Интимные отношения между ними сразу же прекратились, хотя Софи страдала, поскольку ожидание младенца еще больше усилило и без того пылкий темперамент. Но теперь все их супружеские ласки сводились лишь к тому, что Анрэ осторожно гладил ее живот. С первых же дней он начал разговаривать с будущим ребенком, и когда тот впервые зашевелился, это вызывало бурную радость. С тех пор он то и дело прикасался к животу Софи, и движения младенца приводили его в неописуемый восторг. «Моя девочка, ты проснулась? Хочешь поразмяться? Ну давай поиграй с папочкой… Вот как пнула, вот как!.. Смотри, Софи, это ее пяточка!

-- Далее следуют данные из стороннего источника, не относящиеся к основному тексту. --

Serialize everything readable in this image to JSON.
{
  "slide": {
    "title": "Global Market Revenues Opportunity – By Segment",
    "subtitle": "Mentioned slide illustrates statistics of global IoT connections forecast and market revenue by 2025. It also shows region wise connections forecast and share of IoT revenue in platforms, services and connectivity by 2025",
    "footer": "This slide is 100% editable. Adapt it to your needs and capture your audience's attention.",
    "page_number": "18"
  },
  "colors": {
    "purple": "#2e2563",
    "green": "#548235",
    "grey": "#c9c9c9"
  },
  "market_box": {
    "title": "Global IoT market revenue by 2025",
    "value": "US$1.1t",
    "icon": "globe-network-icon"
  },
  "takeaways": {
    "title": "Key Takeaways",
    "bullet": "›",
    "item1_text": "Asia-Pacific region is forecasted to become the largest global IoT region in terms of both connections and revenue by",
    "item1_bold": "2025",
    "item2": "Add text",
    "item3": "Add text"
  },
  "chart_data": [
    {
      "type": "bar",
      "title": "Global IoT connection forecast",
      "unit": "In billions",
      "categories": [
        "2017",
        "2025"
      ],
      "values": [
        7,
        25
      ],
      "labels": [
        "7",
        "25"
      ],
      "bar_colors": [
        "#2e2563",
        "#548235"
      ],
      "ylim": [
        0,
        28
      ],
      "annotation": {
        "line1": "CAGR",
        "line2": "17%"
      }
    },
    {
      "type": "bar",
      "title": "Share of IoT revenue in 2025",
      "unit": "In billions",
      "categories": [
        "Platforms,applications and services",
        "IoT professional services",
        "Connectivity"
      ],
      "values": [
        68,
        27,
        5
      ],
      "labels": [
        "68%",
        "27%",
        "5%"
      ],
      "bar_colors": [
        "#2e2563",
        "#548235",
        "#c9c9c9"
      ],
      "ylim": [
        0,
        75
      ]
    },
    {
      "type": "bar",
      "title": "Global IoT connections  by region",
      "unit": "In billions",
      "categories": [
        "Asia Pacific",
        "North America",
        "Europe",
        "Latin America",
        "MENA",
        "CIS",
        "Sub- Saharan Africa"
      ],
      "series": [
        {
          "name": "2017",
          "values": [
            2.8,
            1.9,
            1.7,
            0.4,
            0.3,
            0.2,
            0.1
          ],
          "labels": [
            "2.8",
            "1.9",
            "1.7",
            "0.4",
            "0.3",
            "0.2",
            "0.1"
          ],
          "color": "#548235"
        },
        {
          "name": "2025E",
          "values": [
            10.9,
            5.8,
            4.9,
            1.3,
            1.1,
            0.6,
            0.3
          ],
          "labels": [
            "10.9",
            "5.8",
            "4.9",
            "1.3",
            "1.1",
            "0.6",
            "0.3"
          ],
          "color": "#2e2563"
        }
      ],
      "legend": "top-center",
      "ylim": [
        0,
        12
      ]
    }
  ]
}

Надо же, ее прямо видно!»
Софи делано улыбалась в ответ, но на душе у нее было скверно. Все девять месяцев ее не покидало ощущение, что из возлюбленной, царицы души и объекта постоянного желания она превратилась для своего мужа в инкубатор…
За две недели до назначенного срока Анрэ отправил Софи в самую дорогую клинику города, под присмотр лучших врачей. Ежедневно, а то и дважды в день он приезжал навещать ее, привозил цветы, подолгу беседовал с персоналом.
— Вы просто счастливица, синьора Орелли, — сказала однажды пожилая медсестра. — Какой у вас заботливый супруг! Только и слышишь: «Как там моя дорогая девочка?» да «Как дела у моей ненаглядной?» Не часто встретишь таких любящих мужей…
В ответ беременная лишь расплакалась, чем вызвала крайнее удивление медсестры. Но не могла же Софи объяснять, что «своей ненаглядной девочкой» Анрэ называет совсем не ее.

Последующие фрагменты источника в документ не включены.